The Largest Geothermal Plant is in the USA
The largest geothermal power project in the world is the Geysers project in the United States, north of San Francisco, CA. The project site is now home to 22 geothermal stations with 350 wells. The complex has a maximum output of 1,517 megawatts but, usually, produces just under 1,000 megawatts. Several companies operate plants at the Geysers.
Geothermal Heating Saves Money
According to Planet Save, geothermal heat pumps can save 70% on heating bills and 40% on cooling bills. These facts probably help to explain why American homeowners buy over 60,000 geothermal heat pumps a year.
Geothermal Energy Generation in the United States
In the Western United States, there are at least 2,850 megawatts of geothermal energy generated. In Utah, geothermal energy generates 2% of electricity. Six percent of California’s power comes from geothermal energy.
Geothermal’s Growth Potential is Huge
In the United States, exploitation of geothermal energy has hardly begun, in spite of the numbers reported above. A recent report from Renewable Energy World suggests that the installed capacity could reach 100,000 megawatts by 2062. By way of comparison, that is about as much electricity as France uses today.

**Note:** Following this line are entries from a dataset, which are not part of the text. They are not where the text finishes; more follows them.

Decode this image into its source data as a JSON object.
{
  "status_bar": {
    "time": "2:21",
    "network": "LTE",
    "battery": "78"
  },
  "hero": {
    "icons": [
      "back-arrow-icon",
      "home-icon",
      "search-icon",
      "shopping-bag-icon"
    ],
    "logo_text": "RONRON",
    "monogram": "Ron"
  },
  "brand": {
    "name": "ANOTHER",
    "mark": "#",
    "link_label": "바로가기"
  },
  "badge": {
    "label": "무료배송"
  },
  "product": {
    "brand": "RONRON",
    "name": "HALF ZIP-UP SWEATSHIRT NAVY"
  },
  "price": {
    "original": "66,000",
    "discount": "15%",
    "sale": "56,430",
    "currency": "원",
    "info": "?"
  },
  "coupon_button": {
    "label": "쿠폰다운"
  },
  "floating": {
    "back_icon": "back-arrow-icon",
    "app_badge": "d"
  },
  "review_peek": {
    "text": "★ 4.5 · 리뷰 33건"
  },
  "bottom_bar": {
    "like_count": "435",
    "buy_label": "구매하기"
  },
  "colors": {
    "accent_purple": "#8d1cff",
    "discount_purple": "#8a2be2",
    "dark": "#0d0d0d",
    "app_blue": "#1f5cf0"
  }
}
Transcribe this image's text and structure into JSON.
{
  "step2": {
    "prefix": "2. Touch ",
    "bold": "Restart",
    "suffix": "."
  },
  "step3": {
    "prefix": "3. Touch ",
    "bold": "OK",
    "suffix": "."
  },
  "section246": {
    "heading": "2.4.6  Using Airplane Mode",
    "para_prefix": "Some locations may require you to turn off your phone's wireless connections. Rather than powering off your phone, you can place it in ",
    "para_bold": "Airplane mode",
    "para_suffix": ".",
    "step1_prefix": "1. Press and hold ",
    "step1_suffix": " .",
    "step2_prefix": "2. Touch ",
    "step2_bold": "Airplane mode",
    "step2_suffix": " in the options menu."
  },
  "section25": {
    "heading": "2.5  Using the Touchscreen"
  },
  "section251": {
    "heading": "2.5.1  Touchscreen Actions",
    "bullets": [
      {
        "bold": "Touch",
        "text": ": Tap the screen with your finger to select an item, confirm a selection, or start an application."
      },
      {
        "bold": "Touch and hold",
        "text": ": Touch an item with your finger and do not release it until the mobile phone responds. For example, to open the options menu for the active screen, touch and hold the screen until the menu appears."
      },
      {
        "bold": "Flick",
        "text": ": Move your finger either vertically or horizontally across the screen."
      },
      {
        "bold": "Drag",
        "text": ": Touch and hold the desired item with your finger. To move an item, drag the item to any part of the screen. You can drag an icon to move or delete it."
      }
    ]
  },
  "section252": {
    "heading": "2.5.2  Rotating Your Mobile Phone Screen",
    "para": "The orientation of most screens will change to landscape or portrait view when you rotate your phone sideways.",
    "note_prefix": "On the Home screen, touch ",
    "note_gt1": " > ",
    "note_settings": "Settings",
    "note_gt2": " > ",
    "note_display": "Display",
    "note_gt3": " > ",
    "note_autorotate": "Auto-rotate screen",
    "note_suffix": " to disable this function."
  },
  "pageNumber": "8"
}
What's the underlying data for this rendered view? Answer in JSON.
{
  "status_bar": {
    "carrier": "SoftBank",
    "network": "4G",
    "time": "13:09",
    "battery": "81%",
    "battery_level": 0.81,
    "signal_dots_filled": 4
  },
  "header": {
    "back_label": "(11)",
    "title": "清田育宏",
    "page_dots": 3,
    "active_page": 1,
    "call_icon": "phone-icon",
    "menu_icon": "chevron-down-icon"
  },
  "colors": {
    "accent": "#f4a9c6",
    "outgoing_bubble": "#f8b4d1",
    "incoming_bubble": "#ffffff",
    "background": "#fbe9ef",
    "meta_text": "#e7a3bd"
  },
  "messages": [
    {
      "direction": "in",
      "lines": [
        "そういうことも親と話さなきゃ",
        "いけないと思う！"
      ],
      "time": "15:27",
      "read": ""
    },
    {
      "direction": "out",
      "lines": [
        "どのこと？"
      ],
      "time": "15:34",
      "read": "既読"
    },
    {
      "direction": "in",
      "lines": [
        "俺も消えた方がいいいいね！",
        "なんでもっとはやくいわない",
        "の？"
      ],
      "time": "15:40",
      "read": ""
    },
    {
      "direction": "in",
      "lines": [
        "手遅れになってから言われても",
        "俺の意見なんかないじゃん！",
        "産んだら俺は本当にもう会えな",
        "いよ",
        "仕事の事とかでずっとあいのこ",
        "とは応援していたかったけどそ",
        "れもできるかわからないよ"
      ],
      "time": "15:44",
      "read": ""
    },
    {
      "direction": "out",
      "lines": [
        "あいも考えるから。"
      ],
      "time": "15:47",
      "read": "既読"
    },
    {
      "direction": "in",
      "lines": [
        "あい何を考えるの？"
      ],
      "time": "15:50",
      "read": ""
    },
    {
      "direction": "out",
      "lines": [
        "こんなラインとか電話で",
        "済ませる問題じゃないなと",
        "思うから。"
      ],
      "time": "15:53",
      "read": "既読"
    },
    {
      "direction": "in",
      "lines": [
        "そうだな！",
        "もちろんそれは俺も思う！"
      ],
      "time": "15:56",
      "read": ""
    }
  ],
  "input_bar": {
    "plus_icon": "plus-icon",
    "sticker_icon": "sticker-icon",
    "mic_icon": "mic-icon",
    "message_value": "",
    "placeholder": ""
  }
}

The Affordability of Geothermal Power is Uncertain
Geothermal power is cost competitive now. Generating electricity from a geothermal heat source costs from 4.5 to 7.3 cents per kilowatt hour, which is comparable to what power from a new fossil fuel plant would cost. However, according to the Renewable Energy World report mentioned above, geothermal electricity generation is not quite competitive with wind and solar.
District Heating is Old News in the USA
District heating is, as the name implies, a heating system that uses natural steam to heat homes and businesses near the heat source. District heating systems in the United States probably heat hundreds of neighborhoods, office blocks, and manufacturing facilities. The oldest district heating system using geothermal power went into operation in Utah, in 1892. It still heats 450 homes.
Geothermal Electricity in the USA isn’t New
Geothermal power stations are new, compared with coal and gas power plants. However, homes and businesses in the United States have been running on power from geothermal vents since the 1960s. Pacific Gas and Electric built the nation’s first geothermal power plant at the Geysers field north of San Francisco in 1960.
California and Nevada Lead in Geothermal Energy Production
According to February 2013 statistics published on Wikipedia, California produces far more electricity this way than any other state with 80.7% of the nation’s geothermal electricity output. Nevada is second with 15.3% of the nation’s current capacity. Many other states have some production, but no other state accounts for more than 1.4% of the nation’s overall production.
Geothermal Power Plants are Compact
A power plant that can generate 1 gigawatt (1,000 megawatts) per hour of electricity would take up a good deal of space. A geothermal power plant that size would take up 404 square miles of land, according to National Geographic. A wind farm would need 1,335 square miles, and a solar photovoltaic plant would need 3,237 square miles.
Geothermal Energy is Great for Baseload Power
Unlike wind and solar farms, a geothermal plant can make electricity 24 hours a day, seven days a week. This makes geothermal power a viable and renewable source of baseload power. Wind is a poor choice for this kind of power because it is unpredictable, and solar obviously isn’t suitable because the sun goes down.